Dorota Głowacka (University of King’s College, Halifax)
Dorota Głowacka is director of the Contemporary Studies Programme and Professor of the Humanities. She has received her PhD in Comparative Literature from the State University of New York at Buffalo. She has taught critical theory, Holocaust and genocide studies as well as theories of gender and race at the Contemporary Studies Programme since 1995. She also lectures in the Foundation Year Programme and at Dalhousie University, where she has been cross-appointed to the graduate faculties of English, Gender and Women’s Studies, European Studies and Interdisciplinary Studies.
Daniel Levy (Stony Brook University, New York)
Daniel Levy is Professor of Sociology at Stony Brook University. He is a political/historical sociologist with a focus on memory studies and the significance of globalization for our conceptual tool kits. His long standing engagement with memory studies dates back to the mid 1990s. In 2001 he published The Holocaust and Memory in the Global Age (with Natan Sznaider, at Suhrkamp and in a revised English edition in 2006). In 2010 he published Memory and Human Rights (co-authored with Natan Sznaider, Penn State University Press). He is co-editor of The Collective Memory Reader (with Jeffrey Olick and Vered Vinitzky-Seroussi) which was published by Oxford University Press in 2011. He is currently working on a monograph about Solidarity in the Global Age.
Jackie Feldman (Ben Gurion University of the Negev)
Jackie Feldman is an associate professor of anthropology at Ben-Gurion University of the Negev and head of the Rabb Center for Holocaust Studies. His research interests are pilgrimage and tourism, anthropology of religion, Holocaust memory, ethnographic writing and anthropology of museums. He has published two books: Above the Death-pits, beneath the Flag: Youth Voyages to Holocaust Poland and the Performance of Israeli National Identity (Berghahn, 2008), and A Jewish Guide in the Holy Land: How Christian Pilgrims Made Me Israeli (University of Indiana, 2016). His current research project is "Memorial, museum, smartphone: Transmitting Holocaust memory in a digital generation".

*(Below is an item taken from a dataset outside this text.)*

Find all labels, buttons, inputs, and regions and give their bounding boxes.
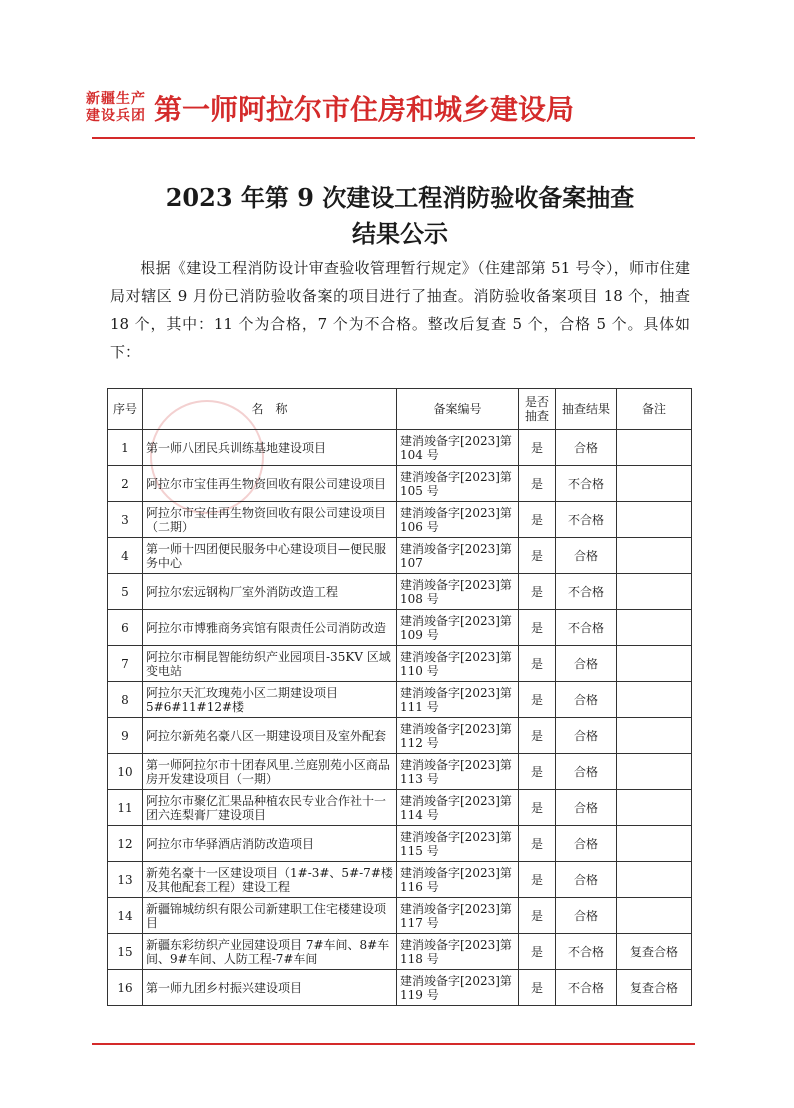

Éva Kovács (Vienna Wiesenthal Institute for Holocaust Studies)
Éva Kovács holds a PhD and the title of a professor. She is a sociologist and since October 2012 Research Programme Director at the VWI. Kovács studied Sociology and Economics at the Karl Marx University of Economics in Budapest, obtaining her PhD in 1994 and the habilitation qualification in 2009. She is also Research Chair at the Institute of Sociology at the Hungarian Academy of Sciences. Her research fields are the history of the Holocaust in Eastern Europe, research on memory and remembrance and Jewish identity in Hungary and Slovakia. She has authored five monographs, edited nine volumes, published numerous articles in peer-reviewed journals, as well as co-curated exhibitions in Berlin, Vienna, Krems and Budapest. She is the founder of the audio-visual archive Voices of the Twentieth Century in Budapest.

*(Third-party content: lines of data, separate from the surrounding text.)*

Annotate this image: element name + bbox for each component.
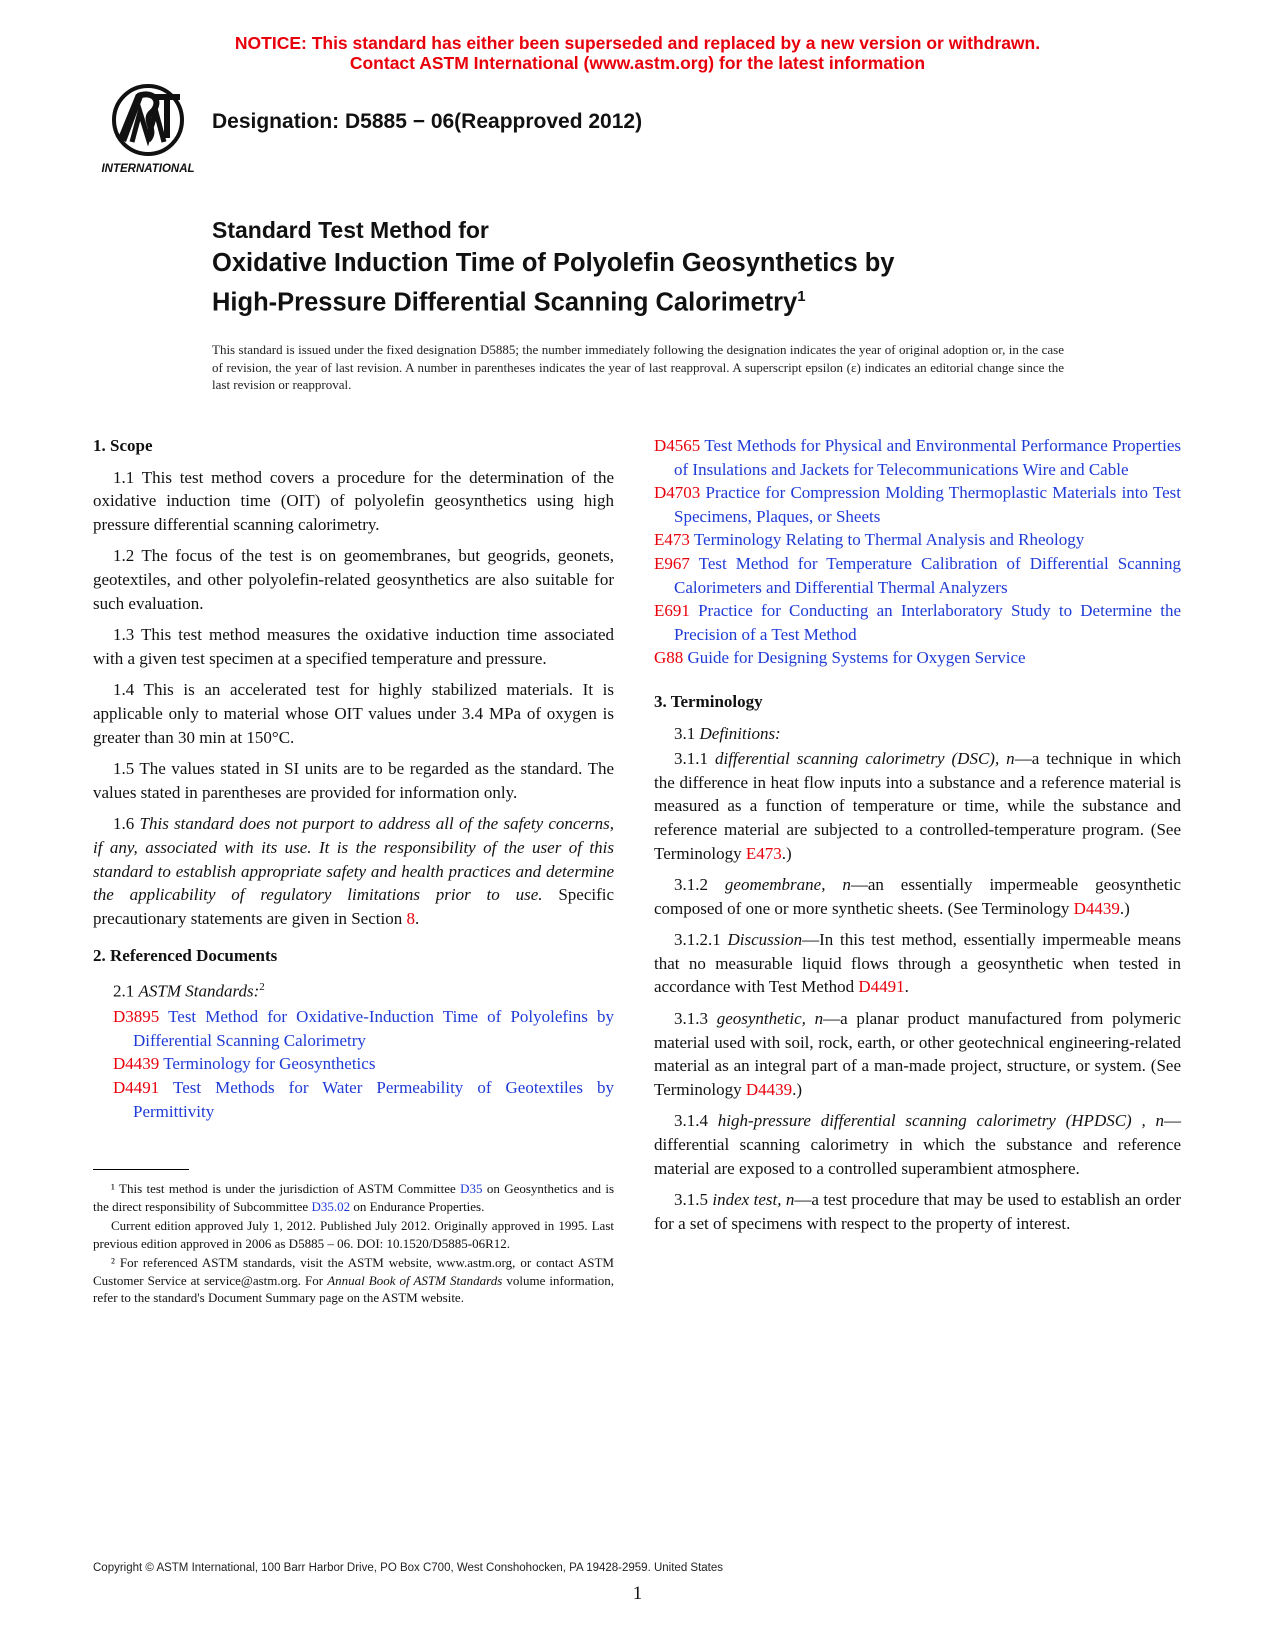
term-end: .): [792, 1079, 803, 1099]
scope-1-6-num: 1.6: [113, 814, 135, 834]
d4491-link[interactable]: D4491: [858, 977, 905, 997]
section-referenced-heading: 2. Referenced Documents: [93, 946, 278, 966]
notice-line-1: NOTICE: This standard has either been superseded and replaced by a new version or withdrawn.: [234, 33, 1041, 53]
term-text: —a test procedure that may be used to establish an order for a set of specimens with respect to the property of interest.: [654, 1190, 1182, 1233]
title-line-3-text: High-Pressure Differential Scanning Calorimetry: [212, 288, 798, 317]
astm-standards-text: ASTM Standards:: [138, 981, 260, 1001]
ref-title[interactable]: Terminology for Geosynthetics: [163, 1054, 376, 1074]
ref-code[interactable]: D4565: [654, 436, 701, 455]
term-num: 3.1.4: [674, 1111, 708, 1131]
scope-1-5: 1.5 The values stated in SI units are to be regarded as the standard. The values stated in parentheses are provided for information only.: [93, 759, 614, 802]
subcommittee-d35-02-link[interactable]: D35.02: [311, 1198, 351, 1214]
term-num: 3.1.2.1: [674, 930, 721, 950]
ref-title[interactable]: Practice for Compression Molding Thermoplastic Materials into Test Specimens, Plaques, or Sheets: [674, 483, 1182, 526]
term-name: index test, n: [712, 1190, 795, 1210]
page-number: 1: [632, 1583, 643, 1604]
term-text: —differential scanning calorimetry in which the substance and reference material are exposed to a controlled superambient atmosphere.: [654, 1111, 1181, 1178]
term-num: 3.1.2: [674, 875, 708, 895]
term-3-1-4: [654, 1109, 1181, 1180]
scope-1-6-tail: Specific precautionary statements are given in Section: [93, 885, 615, 928]
term-3-1-1: [654, 747, 1181, 865]
d4439-link[interactable]: D4439: [745, 1079, 793, 1099]
logo-caption: INTERNATIONAL: [101, 163, 195, 175]
term-text: —an essentially impermeable geosynthetic composed of one or more synthetic sheets. (See Terminology: [654, 875, 1182, 918]
term-num: 3.1.3: [674, 1009, 708, 1029]
ref-code[interactable]: E691: [654, 601, 690, 621]
section-terminology-heading: 3. Terminology: [654, 691, 763, 711]
footnote-2-a: ² For referenced ASTM standards, visit the ASTM website, www.astm.org, or contact ASTM Customer Service at service@astm.org. For: [93, 1255, 614, 1288]
term-3-1-2: [654, 873, 1181, 920]
ref-title[interactable]: Guide for Designing Systems for Oxygen Service: [687, 648, 1026, 668]
title-footnote-mark: 1: [797, 288, 806, 305]
ref-code[interactable]: D4703: [654, 483, 701, 503]
designation: Designation: D5885 − 06(Reapproved 2012): [212, 110, 643, 133]
section-8-link[interactable]: 8: [406, 908, 415, 928]
definitions-label: [654, 722, 1181, 746]
ref-code[interactable]: G88: [654, 648, 684, 668]
document-title: [212, 214, 1112, 320]
term-name: Discussion: [727, 930, 803, 950]
term-end: .): [1119, 898, 1130, 918]
ref-item-d4565[interactable]: [654, 434, 1181, 481]
scope-1-6-end: .: [414, 908, 420, 928]
term-end: .: [904, 977, 909, 997]
scope-1-1: 1.1 This test method covers a procedure for the determination of the oxidative induction time (OIT) of polyolefin geosynthetics using high pressure differential scanning calorimetry.: [93, 467, 614, 534]
scope-1-2: 1.2 The focus of the test is on geomembranes, but geogrids, geonets, geotextiles, and other polyolefin-related geosynthetics are also suitable for such evaluation.: [93, 546, 614, 613]
footnote-1-b: on Geosynthetics and is the direct responsibility of Subcommittee: [93, 1181, 614, 1214]
ref-item-e473[interactable]: [654, 528, 1181, 552]
ref-title[interactable]: Terminology Relating to Thermal Analysis and Rheology: [693, 530, 1085, 550]
ref-title[interactable]: Test Methods for Physical and Environmental Performance Properties of Insulations and Jackets for Telecommunications Wire and Cable: [674, 436, 1181, 479]
supersession-notice: [0, 33, 1275, 73]
ref-code[interactable]: E473: [654, 530, 690, 550]
definitions-num: 3.1: [674, 723, 696, 743]
term-name: geosynthetic, n: [716, 1009, 824, 1029]
astm-standards-mark: 2: [259, 980, 265, 993]
e473-link[interactable]: E473: [745, 843, 782, 863]
term-text: —a planar product manufactured from polymeric material used with soil, rock, earth, or other geotechnical engineering-related material as an integral part of a man-made project, structure, or system. (See Terminology: [654, 1009, 1181, 1099]
footnote-1-c: on Endurance Properties.: [353, 1198, 485, 1214]
footnote-2-b: volume information, refer to the standard's Document Summary page on the ASTM website.: [93, 1272, 615, 1306]
ref-item-d4703[interactable]: [654, 481, 1181, 528]
ref-code[interactable]: D4439: [113, 1054, 160, 1074]
footnote-divider: [93, 1169, 189, 1170]
left-column: [93, 434, 614, 1309]
issued-note: This standard is issued under the fixed designation D5885; the number immediately following the designation indicates the year of original adoption or, in the case of revision, the year of last revision. A number in parentheses indicates the year of last reapproval. A superscript epsilon (ε) indicates an editorial change since the last revision or reapproval.: [212, 342, 1064, 392]
footnote-1-a: ¹ This test method is under the jurisdiction of ASTM Committee: [111, 1181, 456, 1197]
term-3-1-2-1: [654, 928, 1181, 999]
term-end: .): [781, 843, 792, 863]
scope-1-6-caveat: This standard does not purport to address all of the safety concerns, if any, associated with its use. It is the responsibility of the user of this standard to establish appropriate safety and health practices and determine the applicability of regulatory limitations prior to use.: [93, 814, 615, 905]
ref-item-d4491[interactable]: [93, 1076, 614, 1123]
ref-title[interactable]: Practice for Conducting an Interlaboratory Study to Determine the Precision of a Test Method: [674, 601, 1181, 644]
ref-title[interactable]: Test Methods for Water Permeability of Geotextiles by Permittivity: [133, 1077, 614, 1121]
copyright-line: Copyright © ASTM International, 100 Barr Harbor Drive, PO Box C700, West Conshohocken, PA 19428-2959. United States: [93, 1562, 724, 1574]
ref-item-e967[interactable]: [654, 552, 1181, 599]
term-3-1-3: [654, 1007, 1181, 1101]
footnote-1-edition: Current edition approved July 1, 2012. Published July 2012. Originally approved in 1995. Last previous edition approved in 2006 as D5885 – 06. DOI: 10.1520/D5885-06R12.: [93, 1218, 614, 1251]
footnote-2-italic: Annual Book of ASTM Standards: [327, 1272, 503, 1288]
ref-title[interactable]: Test Method for Temperature Calibration of Differential Scanning Calorimeters and Differential Thermal Analyzers: [674, 553, 1181, 597]
ref-title[interactable]: Test Method for Oxidative-Induction Time of Polyolefins by Differential Scanning Calorimetry: [133, 1007, 614, 1050]
committee-d35-link[interactable]: D35: [460, 1181, 483, 1197]
term-text: —In this test method, essentially impermeable means that no measurable liquid flows through a geosynthetic when tested in accordance with Test Method: [654, 930, 1181, 997]
scope-1-3: 1.3 This test method measures the oxidative induction time associated with a given test specimen at a specified temperature and pressure.: [93, 625, 614, 668]
title-line-2: Oxidative Induction Time of Polyolefin Geosynthetics by: [212, 249, 895, 277]
footnote-2: [93, 1254, 614, 1307]
ref-item-g88[interactable]: [654, 646, 1181, 670]
section-scope-heading: 1. Scope: [93, 436, 153, 455]
title-line-3: [212, 280, 1112, 320]
term-text: —a technique in which the difference in heat flow inputs into a substance and a reference material is measured as a function of temperature or time, while the substance and reference material are subjected to a controlled-temperature program. (See Terminology: [654, 749, 1182, 863]
ref-code[interactable]: E967: [654, 553, 690, 573]
term-name: geomembrane, n: [724, 875, 851, 895]
ref-code[interactable]: D3895: [113, 1007, 160, 1027]
astm-standards-num: 2.1: [113, 981, 135, 1001]
d4439-link[interactable]: D4439: [1073, 898, 1120, 918]
definitions-text: Definitions:: [699, 723, 781, 743]
term-name: high-pressure differential scanning calorimetry (HPDSC) , n: [717, 1111, 1164, 1131]
notice-line-2: Contact ASTM International (www.astm.org) for the latest information: [349, 53, 926, 73]
ref-item-d4439[interactable]: [93, 1052, 614, 1076]
scope-1-6: [93, 812, 614, 930]
term-name: differential scanning calorimetry (DSC), n: [714, 749, 1015, 769]
astm-standards-label: [93, 976, 614, 1003]
right-column: [654, 434, 1181, 1243]
astm-logo-icon: [96, 82, 200, 178]
term-3-1-5: [654, 1188, 1181, 1235]
title-line-1: Standard Test Method for: [212, 217, 489, 243]
ref-code[interactable]: D4491: [113, 1077, 160, 1097]
ref-item-d3895[interactable]: [93, 1005, 614, 1052]
term-num: 3.1.5: [674, 1190, 708, 1210]
term-num: 3.1.1: [674, 749, 708, 769]
ref-item-e691[interactable]: [654, 599, 1181, 646]
footnote-1: [93, 1180, 614, 1215]
scope-1-4: 1.4 This is an accelerated test for highly stabilized materials. It is applicable only to material whose OIT values under 3.4 MPa of oxygen is greater than 30 min at 150°C.: [93, 680, 614, 747]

Ewa Domańska (Adam Mickiewicz University, Poznań)
Ewa Domańska is Professor of Human Sciences at the Department of History, Adam Mickiewicz University in Poznań, Poland, and a recurrent visiting professor at the Department of Anthropology/Archaeology Centre, Stanford University (spring term). She is President of the International Commission for the History and Theory of Historiography (CISH) and a corresponding member of the Polish Academy of Science. Prof. Domańska’s teaching and research interests include comparative theory of the humanities and social sciences, history and theory of historiography, ecological humanities, ecocide and genocide studies. Recently, she has published: Nekros. Wprowadzenie do ontologii martwego ciała [Necros: An Ontology of Human Remains] (2017, in Polish).
MODERATOR
Małgorzata Pakier (ENRS)
Małgorzata Pakier is head of the Academic Section of the European Network Remembrance and Solidarity and a member of the Social Memory Laboratory at the Institute of Sociology, University of Warsaw. She received her PhD title from the European University Institute, History and Civilisation Faculty in Florence. Between 2011 and 2017, Dr Pakier was head of the Research and Publications Department at the POLIN Museum of the History of Polish Jews. In 2010, she was a Research Fellow at the Centre for Advanced Holocaust Studies at the US Holocaust Memorial Museum, Washington, DC. She is the author of The Construction of European Holocaust Memory: German and Polish Cinema after 1989 (Frankfurt/M., 2013) as well as a co-editor of A European Memory? Contested Histories and Politics of Remembrance (with Bo Stråth; Oxford-New York, 2010, 2012) and Memory and Change in Europe. Eastern Perspectives (with Joanna Wawrzyniak, Oxford–New York 2015). Her academic interests include: Europeanisation of memory, Holocaust representation, social/cultural memory, museum studies, film, and recently Jewish involvement in the communist movement in Poland from a biographical perspective.